頭でイメージするだけでなく、手を動かし形にすることは、既製品の仕組みへの興味につながり、リバースエンジニアリング(既製品を分解して構造を理解)する人も多い。メイカーのモノづくりは、好奇心と創造力を加速させるだけでなく、プロの生産者への尊敬の念も生んでおり、「修理する権利」が問われる現代において重要な役割を担っていくと筆者は考えている。
新世代のプロシューマー
「つくる」という行為を取り戻した消費者は、自分のニーズを満たす新しいモノをつくるだけでなく、プロの生産者が生み出したものを消費しながらも、修理・分解することで製品寿命を長くしたり、新しいモノに改造したりもする。ゼロから生み出す「創造」だけでなく、ありあわせの手段や道具でつくったり、違うものに再利用したりといった「生成」も生み出す。

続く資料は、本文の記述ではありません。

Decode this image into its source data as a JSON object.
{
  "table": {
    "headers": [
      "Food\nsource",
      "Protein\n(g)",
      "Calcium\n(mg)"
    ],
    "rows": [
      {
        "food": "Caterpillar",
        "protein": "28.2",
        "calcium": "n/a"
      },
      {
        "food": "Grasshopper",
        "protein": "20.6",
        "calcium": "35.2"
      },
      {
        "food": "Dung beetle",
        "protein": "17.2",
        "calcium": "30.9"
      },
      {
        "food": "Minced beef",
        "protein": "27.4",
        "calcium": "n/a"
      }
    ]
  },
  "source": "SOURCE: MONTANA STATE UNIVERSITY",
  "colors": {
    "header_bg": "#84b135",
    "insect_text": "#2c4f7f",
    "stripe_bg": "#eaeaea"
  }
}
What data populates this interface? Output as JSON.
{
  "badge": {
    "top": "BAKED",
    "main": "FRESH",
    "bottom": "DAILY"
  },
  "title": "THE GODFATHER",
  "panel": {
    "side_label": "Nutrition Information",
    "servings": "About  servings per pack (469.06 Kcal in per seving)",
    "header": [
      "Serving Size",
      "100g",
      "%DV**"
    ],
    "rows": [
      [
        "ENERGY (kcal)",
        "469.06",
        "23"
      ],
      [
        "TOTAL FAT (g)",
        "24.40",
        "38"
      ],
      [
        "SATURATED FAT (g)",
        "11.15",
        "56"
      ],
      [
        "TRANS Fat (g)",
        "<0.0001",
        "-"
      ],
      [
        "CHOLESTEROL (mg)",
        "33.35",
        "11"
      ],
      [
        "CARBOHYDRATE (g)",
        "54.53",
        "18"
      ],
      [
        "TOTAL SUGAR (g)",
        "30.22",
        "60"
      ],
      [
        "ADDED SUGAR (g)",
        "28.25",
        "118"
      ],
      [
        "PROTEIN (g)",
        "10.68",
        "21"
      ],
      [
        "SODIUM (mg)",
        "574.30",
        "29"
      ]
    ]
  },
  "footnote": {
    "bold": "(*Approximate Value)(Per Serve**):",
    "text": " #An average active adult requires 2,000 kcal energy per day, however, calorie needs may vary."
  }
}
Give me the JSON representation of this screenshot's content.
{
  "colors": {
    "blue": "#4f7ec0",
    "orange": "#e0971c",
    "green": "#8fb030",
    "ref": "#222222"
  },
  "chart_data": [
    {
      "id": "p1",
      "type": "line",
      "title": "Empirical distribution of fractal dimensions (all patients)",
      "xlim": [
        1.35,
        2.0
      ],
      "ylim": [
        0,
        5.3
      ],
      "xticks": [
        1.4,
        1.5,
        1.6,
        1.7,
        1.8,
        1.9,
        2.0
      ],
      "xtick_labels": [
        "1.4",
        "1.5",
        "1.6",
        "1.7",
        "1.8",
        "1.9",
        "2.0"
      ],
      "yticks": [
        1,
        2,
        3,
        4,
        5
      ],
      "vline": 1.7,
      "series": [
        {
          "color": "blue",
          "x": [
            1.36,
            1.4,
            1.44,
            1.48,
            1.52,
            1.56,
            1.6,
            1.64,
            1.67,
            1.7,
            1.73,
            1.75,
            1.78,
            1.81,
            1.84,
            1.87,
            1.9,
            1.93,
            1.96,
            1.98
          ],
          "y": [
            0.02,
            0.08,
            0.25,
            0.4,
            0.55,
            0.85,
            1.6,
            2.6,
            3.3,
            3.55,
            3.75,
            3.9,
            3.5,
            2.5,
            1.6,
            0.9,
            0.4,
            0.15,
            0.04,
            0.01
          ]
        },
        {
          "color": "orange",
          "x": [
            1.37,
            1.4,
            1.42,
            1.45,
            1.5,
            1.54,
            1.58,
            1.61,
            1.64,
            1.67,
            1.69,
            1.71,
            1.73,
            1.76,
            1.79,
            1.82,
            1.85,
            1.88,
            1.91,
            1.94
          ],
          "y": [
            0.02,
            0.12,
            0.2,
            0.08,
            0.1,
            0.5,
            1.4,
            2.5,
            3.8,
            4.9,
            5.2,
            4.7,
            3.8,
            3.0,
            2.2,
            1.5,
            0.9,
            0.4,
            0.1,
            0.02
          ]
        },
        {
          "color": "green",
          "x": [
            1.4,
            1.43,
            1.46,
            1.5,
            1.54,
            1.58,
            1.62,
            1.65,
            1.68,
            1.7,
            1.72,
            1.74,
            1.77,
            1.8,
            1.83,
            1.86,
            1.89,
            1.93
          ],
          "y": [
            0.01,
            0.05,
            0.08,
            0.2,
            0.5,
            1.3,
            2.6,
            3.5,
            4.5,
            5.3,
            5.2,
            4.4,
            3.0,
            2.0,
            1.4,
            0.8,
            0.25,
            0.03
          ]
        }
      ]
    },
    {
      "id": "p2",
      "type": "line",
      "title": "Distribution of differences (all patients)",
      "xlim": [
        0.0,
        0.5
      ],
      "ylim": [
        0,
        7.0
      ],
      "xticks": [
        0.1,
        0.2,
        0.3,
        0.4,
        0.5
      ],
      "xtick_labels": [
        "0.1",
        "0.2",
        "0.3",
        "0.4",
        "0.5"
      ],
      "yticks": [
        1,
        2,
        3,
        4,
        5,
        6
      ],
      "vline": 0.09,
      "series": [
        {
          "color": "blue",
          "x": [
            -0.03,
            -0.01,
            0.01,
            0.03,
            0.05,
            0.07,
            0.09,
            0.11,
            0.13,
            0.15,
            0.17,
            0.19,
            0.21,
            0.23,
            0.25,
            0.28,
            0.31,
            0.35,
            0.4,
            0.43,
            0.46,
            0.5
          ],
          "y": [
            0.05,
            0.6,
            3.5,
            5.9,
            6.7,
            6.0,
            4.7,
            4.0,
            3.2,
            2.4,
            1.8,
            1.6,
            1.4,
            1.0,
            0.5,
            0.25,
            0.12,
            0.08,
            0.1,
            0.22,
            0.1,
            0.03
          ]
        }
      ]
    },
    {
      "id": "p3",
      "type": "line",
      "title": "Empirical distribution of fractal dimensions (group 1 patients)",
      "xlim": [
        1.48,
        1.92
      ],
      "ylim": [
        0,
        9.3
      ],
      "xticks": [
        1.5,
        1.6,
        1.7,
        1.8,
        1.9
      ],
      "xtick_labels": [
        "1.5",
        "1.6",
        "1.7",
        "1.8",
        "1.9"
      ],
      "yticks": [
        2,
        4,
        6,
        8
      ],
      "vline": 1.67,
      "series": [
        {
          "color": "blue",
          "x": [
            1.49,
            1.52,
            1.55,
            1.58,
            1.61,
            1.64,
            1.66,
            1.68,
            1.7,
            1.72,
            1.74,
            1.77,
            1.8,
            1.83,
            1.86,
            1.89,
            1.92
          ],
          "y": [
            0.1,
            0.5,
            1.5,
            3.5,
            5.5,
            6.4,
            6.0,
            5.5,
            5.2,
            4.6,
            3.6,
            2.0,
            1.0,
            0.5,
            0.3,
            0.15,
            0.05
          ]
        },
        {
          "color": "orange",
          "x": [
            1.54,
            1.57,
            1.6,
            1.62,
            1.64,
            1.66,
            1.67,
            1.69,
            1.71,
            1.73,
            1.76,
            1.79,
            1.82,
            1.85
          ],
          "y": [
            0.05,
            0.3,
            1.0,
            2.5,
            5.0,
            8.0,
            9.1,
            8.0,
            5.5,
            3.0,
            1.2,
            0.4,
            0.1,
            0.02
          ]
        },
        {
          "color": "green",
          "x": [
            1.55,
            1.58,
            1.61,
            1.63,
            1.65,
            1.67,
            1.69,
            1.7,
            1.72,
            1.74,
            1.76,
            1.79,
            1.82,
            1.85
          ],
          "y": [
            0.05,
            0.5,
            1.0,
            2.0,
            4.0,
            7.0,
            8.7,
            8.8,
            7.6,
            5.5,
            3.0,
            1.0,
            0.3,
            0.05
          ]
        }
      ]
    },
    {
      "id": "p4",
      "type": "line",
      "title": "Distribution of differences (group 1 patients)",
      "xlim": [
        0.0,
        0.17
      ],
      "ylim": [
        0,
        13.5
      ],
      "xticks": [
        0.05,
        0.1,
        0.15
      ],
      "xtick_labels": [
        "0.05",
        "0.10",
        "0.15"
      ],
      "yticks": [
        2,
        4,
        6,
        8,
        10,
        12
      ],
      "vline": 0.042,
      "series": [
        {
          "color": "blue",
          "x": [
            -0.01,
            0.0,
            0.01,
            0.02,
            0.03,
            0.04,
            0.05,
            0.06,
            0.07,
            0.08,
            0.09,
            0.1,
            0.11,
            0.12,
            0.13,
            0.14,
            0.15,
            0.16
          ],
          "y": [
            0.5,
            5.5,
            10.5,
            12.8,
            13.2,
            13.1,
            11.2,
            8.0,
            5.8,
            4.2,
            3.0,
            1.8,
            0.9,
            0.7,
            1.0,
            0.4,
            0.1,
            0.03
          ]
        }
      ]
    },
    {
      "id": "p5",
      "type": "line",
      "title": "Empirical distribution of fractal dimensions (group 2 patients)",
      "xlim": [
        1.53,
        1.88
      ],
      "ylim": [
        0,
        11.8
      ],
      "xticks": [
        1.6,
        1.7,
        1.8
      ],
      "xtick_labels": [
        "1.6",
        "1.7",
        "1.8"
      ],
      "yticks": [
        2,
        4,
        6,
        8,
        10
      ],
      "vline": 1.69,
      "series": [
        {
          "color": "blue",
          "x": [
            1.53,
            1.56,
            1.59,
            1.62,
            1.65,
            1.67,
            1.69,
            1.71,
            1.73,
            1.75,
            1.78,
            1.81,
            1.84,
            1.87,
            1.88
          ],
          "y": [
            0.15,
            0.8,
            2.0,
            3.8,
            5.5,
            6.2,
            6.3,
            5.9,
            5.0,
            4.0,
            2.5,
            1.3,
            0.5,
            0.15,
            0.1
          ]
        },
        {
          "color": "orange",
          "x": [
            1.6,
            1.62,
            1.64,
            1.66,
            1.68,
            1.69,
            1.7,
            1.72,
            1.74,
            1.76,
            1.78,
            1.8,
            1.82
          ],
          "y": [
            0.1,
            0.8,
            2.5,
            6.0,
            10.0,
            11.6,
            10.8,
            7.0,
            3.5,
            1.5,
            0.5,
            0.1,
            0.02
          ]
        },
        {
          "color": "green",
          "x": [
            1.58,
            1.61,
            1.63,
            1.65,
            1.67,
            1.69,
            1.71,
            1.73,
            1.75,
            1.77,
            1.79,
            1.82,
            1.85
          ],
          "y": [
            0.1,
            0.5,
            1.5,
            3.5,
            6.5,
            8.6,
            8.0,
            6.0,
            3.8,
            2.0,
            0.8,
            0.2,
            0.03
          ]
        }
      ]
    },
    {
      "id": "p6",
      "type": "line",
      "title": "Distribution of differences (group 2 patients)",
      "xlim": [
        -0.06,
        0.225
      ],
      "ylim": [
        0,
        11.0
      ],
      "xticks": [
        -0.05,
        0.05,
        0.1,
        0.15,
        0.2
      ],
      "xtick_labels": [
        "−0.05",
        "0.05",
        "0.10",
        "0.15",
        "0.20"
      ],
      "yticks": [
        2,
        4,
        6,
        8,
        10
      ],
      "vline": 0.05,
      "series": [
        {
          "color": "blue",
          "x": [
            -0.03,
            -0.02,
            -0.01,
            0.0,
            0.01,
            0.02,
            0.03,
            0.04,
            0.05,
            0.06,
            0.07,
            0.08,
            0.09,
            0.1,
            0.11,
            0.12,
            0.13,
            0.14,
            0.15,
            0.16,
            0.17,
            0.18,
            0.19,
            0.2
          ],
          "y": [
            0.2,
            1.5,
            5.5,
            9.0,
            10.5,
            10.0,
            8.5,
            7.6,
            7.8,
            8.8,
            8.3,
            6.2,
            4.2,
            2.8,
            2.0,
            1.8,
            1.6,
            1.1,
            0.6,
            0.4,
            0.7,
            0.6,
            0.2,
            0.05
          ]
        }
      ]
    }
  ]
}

筆者は、新世代のプロシューマーたちが、見たことのない新しいモノを生み出すことも楽しみだが、それ以上に、「使い捨て」から「再生の文化」へ変化していくことに注目している。
ところで、石川県立図書館にはデジタル工作機械を使ってモノづくり体験ができるスペースがあり、その運営には、金沢市でメイカーイベントを主催している市民が携わっている。このように、公共施設でその地域に住むメイカーが運営に携わり、オランダ発祥の「Repair Café」のような場ができたら、おもしろいと妄想する。
※所属・職名等は本誌発刊当時のものです。